Today is the feast of the Reign of Christ, also known as the feast of Christ the King. This is a relatively new feast for the church. Pope Pius XI instituted the feast in 1925. The feast was created to combat the rising nationalism and secularism in Europe. On the surface Pius’ feast failed. Nationalism rose. Within a decade and a half, Europe was engulfed in a Second World War, largely caused by the tides of nationalism.
Still Pius’ feast remains. The feast of the reign of Christ hopes to remind us that we are part of a bigger story. Part of something greater than family, clan, or nation. We are part of something bigger, a story that has been written since the beginning of creation, a story of God’s love, of God’s redemption, of God’s action in the world.
Today we come to the end of our story, so that we can begin again. We prepare to start again our cycle of telling our great story, the story that may sometimes be hidden, but is always present. Scripture often celebrates the minority report, the way God is moving in funny hidden corners of our world, working God’s purposes through odd characters, on the edges of empires, in the strangest of places, in a stable, in a manger, not at the center. God’s story is often a hidden story, a deeper story. The story of what the late great Whitney Houston called “a higher love” is often hidden in the moment.
Scripture benefits from hindsight. Often Scripture can seem so majestic. God’s will, God’s work, seems so obvious in the Bible. But remember, Scripture was often written own decades, if not generations after the events occurred. Most of the oldest stories in the Old Testament, the Hebrew Bible, were told around the campfire for centuries before they were written down. Even the New Testament, the stories of Jesus were written down decades after his life, death and resurrection.
Scripture benefits from hindsight. It is often much easier to see how God has acted in the past, in retrospect, than to see how God is acting in the moment. The official Roman historian of Jerusalem, in the time of Jesus, tells the story of Jesus’ crucifixion, and stops there. Jesus looks like a failure. The project of Christ’s reign, the project of Jesus’ kingship, looks like utter defeat in the moment. We often see what God was doing better with the gift of hindsight, with the time it takes to reflect, to notice, to see where the story leads.
But every once in awhile, the great story breaks through. As it did for the small gathering of Jesus’ disciples, first with the women at the tomb. Then with the boys in the upper room. Sometimes God’s story breaks through.
Yesterday, for me, was one of those breakthrough days. I don’t know if you heard, but yesterday we elected a new bishop. The Rev. Deon K. Johnson of St. Paul’s in Brighton Michigan. Our bishop-elect is an immigrant from Barbados. He is also a black man, and married to another man.

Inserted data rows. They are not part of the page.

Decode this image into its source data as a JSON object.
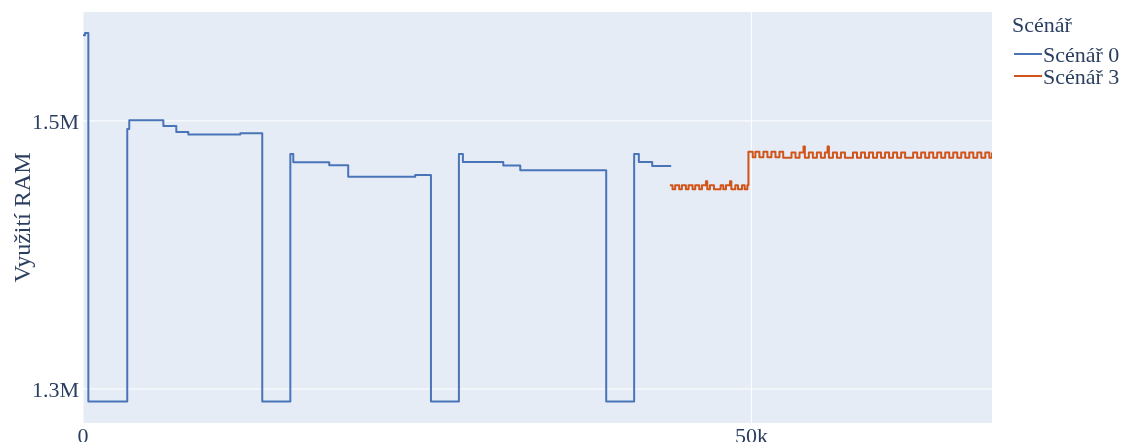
{
  "chart_data": {
    "type": "step",
    "ylabel": "Využití RAM",
    "legend_title": "Scénář",
    "legend": "top right",
    "grid": true,
    "marker": "none",
    "line_style": "solid",
    "xlim": [
      0,
      68000
    ],
    "xticks": [
      {
        "value": 0,
        "label": "0"
      },
      {
        "value": 50000,
        "label": "50k"
      }
    ],
    "ylim": [
      1274600,
      1581300
    ],
    "yticks": [
      {
        "value": 1300000,
        "label": "1.3M"
      },
      {
        "value": 1500000,
        "label": "1.5M"
      }
    ],
    "series": [
      {
        "name": "Scénář 0",
        "color": "#4a74b8",
        "x": [
          0,
          150,
          400,
          3310,
          3460,
          6010,
          6980,
          7880,
          11770,
          13410,
          15510,
          15730,
          18420,
          19840,
          24850,
          26030,
          28120,
          28420,
          31440,
          32710,
          39140,
          41230,
          41580,
          42580,
          44000
        ],
        "values": [
          1564000,
          1565600,
          1290600,
          1494000,
          1500500,
          1496300,
          1491800,
          1489800,
          1490800,
          1290600,
          1475400,
          1469200,
          1467000,
          1458400,
          1459700,
          1290600,
          1475400,
          1469400,
          1466700,
          1463200,
          1290600,
          1475400,
          1469400,
          1466400,
          1466400
        ]
      },
      {
        "name": "Scénář 3",
        "color": "#d1541b",
        "x": [
          43900,
          44100,
          44300,
          44600,
          44800,
          45100,
          45300,
          45600,
          45800,
          46100,
          46300,
          46600,
          46700,
          46900,
          47200,
          47400,
          47700,
          47900,
          48100,
          48400,
          48500,
          48800,
          49000,
          49300,
          49500,
          49700,
          49780,
          50100,
          50300,
          50600,
          50900,
          51200,
          51500,
          51800,
          52100,
          52380,
          52700,
          53000,
          53300,
          53600,
          53900,
          54000,
          54300,
          54600,
          54900,
          55200,
          55500,
          55700,
          55800,
          56100,
          56400,
          56700,
          57000,
          57300,
          57600,
          57900,
          58200,
          58500,
          58800,
          59100,
          59400,
          59700,
          60000,
          60300,
          60600,
          60900,
          61200,
          61500,
          61800,
          62100,
          62400,
          62700,
          63000,
          63300,
          63600,
          63900,
          64200,
          64500,
          64800,
          65100,
          65400,
          65700,
          66000,
          66300,
          66600,
          66900,
          67200,
          67500,
          67800,
          68000
        ],
        "values": [
          1452000,
          1449000,
          1452000,
          1449000,
          1452000,
          1449000,
          1452000,
          1449000,
          1452000,
          1449000,
          1452000,
          1455000,
          1449000,
          1452000,
          1449000,
          1449000,
          1452000,
          1449000,
          1452000,
          1455000,
          1449000,
          1452000,
          1449000,
          1452000,
          1449000,
          1452000,
          1477000,
          1473000,
          1477000,
          1473000,
          1477000,
          1473000,
          1477000,
          1473000,
          1477000,
          1472500,
          1472500,
          1476500,
          1472500,
          1476500,
          1481000,
          1472500,
          1476500,
          1472500,
          1476500,
          1472500,
          1476500,
          1481000,
          1472500,
          1476500,
          1472500,
          1476500,
          1472500,
          1472500,
          1476500,
          1472500,
          1476500,
          1472500,
          1476500,
          1472500,
          1476500,
          1472500,
          1476500,
          1472500,
          1476500,
          1472500,
          1476500,
          1472500,
          1472500,
          1476500,
          1472500,
          1476500,
          1472500,
          1476500,
          1472500,
          1476500,
          1472500,
          1476500,
          1472500,
          1476500,
          1472500,
          1476500,
          1472500,
          1476500,
          1472500,
          1476500,
          1472500,
          1476500,
          1472500,
          1476500
        ]
      }
    ]
  }
}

A few weeks ago, Rudy Nickens, who serves on your vestry and who served on the Bishop nominating committee from the Diocese said to me, “there is no way that Missouri will elect a gay black man as a bishop.” Yesterday we elected Deon in one vote, overwhelmingly. I ran to the back of the room to give Rudy a hug. He said to me a little later, “I have never been so glad to be wrong.”
Every once in awhile the greater story, God’s story, breaks through. Every once in awhile we get a glimpse of what God can do in the moment.
And the story of yesterday was not simply about yesterday. Bishop-elect Johnson would not have been elected so quickly just a few years ago. The moment yesterday was the result of a great deal of slow patient work in our church, work of generations. God moves in the midst of our story.
A decade ago now, when I was in seminary. I had the privilege of attending a Simchat Torah celebration at the congregation Aggudis Achim in Alexandria, Virginia. Each year in the synagogue, the service of Simchat Torah marks the end of the scroll. Literally, because the Jewish Torah is hand-written on a lambskin scroll. You know you’ve come to the end of the cycle because all of the skin is wrapped around one of the spools. It needs to be re-wound.
After some dancing and singing, the participants stood in a big circle and the torah scroll that had been on the lectern was completely unravelled. Each of us with gloved hands held the skin carefully between our fingers.
The torah scroll wrapped around the congregation. We were literally surrounded by Scripture, literally holding the words of the great story. As the adults held the torah, teenagers who had recently been through their bar or bat mitzvah stood around the room near a section of scroll and chanted aloud a story of God’s people. As these young voices sang in Hebrew, I looked around the room.
That night, standing in the synagogue, I was invited, literally, to hold Scripture with care and with reverence. The story tells us of God’s surprising action among God’s people. The story of God’s loving action wasn’t just the story of centuries ago. God was active loving this community in the present.
Friends, we are entrusted with a deeper story. In the midst of a world that often writes such bad news, there is a higher love, there is more to the story. God is working God’s purposes out. Our loving, life-giving, liberating God is moving. God moved yesterday, I am convinced and when we look back, when our grand-children look back, I am convinced they will be able to see even more clearly the ways in which God’s story has been unfolding even in our own time.
The story of our nation, of any nation, is not the main work of God. The deeper work is always about the ways God is building up a people who liberate, who bring life, who bring love to the world. May Christ Reign this day and forevermore. Amen.